Molly Haskell: One last question, the woman ... Was there a woman? Yes? Yes, you.

Speaker 8: I particularly love , too. Could you say something about it?

Molly Haskell: She loved Crimes of the Heart, too, so say a brief something about that.

Oct 3, 1997 43

Jessica Lange: Oh, well, that was a joy to do, because working with Diane Keaton and Sissy Spacek and Tess Harper and Sam was in it, and we had a wonderful kind of familial set and situation. Everybody brought their kids every day. It was very relaxed and I made great friendships with Diane and Sissy and Tess, so it was one of those films that I look back on and I feel great fondness for. It was fun to do.

Molly Haskell: Are you able to keep these friendships? Or are they just, that's one of the casualties of movie making?

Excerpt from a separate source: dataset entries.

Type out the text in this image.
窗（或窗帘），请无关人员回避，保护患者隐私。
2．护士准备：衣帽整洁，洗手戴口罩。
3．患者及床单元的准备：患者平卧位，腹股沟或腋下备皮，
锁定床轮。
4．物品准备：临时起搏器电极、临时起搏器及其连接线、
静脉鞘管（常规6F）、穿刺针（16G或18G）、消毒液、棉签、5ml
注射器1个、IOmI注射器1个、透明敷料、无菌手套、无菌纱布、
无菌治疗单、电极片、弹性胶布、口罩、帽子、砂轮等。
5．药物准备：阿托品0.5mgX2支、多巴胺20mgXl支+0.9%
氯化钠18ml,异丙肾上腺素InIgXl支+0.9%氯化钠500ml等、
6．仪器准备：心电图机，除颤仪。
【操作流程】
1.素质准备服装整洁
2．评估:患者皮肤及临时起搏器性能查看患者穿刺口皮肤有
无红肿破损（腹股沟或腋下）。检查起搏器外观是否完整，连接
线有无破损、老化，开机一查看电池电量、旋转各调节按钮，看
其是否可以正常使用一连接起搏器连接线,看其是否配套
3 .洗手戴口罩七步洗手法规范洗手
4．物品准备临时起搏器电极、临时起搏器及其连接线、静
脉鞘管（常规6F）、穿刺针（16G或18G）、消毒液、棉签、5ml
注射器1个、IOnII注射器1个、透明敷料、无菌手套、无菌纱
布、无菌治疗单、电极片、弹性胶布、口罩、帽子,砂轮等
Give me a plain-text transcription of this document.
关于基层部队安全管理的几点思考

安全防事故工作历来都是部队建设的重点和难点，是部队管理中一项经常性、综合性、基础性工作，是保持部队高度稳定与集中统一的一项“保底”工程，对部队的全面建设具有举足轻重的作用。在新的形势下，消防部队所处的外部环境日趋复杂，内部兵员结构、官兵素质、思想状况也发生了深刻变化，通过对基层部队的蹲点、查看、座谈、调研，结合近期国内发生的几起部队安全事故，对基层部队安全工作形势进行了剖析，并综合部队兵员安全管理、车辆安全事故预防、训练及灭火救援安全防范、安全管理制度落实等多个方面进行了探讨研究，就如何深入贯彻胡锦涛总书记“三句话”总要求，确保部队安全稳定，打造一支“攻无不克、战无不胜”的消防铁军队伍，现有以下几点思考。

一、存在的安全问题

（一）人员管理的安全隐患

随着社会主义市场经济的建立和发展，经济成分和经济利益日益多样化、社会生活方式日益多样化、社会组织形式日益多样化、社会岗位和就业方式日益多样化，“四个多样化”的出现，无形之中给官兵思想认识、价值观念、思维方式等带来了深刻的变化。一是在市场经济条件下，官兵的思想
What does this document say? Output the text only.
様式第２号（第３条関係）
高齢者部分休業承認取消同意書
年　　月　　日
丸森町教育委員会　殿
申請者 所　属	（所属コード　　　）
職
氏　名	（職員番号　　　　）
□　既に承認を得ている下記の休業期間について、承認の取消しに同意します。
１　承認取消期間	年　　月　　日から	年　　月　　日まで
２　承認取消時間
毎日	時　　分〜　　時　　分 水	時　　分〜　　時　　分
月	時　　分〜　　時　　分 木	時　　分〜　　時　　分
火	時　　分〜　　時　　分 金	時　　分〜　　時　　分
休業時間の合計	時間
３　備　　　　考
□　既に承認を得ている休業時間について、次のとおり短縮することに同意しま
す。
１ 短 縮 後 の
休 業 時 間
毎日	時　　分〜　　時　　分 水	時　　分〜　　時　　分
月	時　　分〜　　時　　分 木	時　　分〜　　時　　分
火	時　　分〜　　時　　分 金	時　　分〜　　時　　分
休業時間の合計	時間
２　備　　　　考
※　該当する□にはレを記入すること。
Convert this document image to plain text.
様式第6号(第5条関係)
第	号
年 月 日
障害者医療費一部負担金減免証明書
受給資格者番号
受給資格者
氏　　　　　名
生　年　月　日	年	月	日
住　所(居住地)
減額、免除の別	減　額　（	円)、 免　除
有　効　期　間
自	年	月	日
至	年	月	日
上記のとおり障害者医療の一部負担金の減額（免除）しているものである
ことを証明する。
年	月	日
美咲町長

Jessica Lange: Well no, I feel like I've kept the friendships. Certain people that I've worked with like or Sissy or Diane, or even now with Michelle, the only problem is that-

Molly Haskell: Your careers are-

Jessica Lange: ... your careers are you're always someplace else, I don't live ... I mean, I live in Minnesota, so-

Molly Haskell: Yeah, so they don't come through too often.

Jessica Lange: I don't see a lot of those-

Molly Haskell: But they're there. They're somewhere inside you, so.

Jessica Lange: Yeah.

Molly Haskell: Well, thank you so much for being here tonight.

Jessica Lange: Thank you, Molly.

Molly Haskell: I know everybody-

Jessica Lange: Well, we got through it.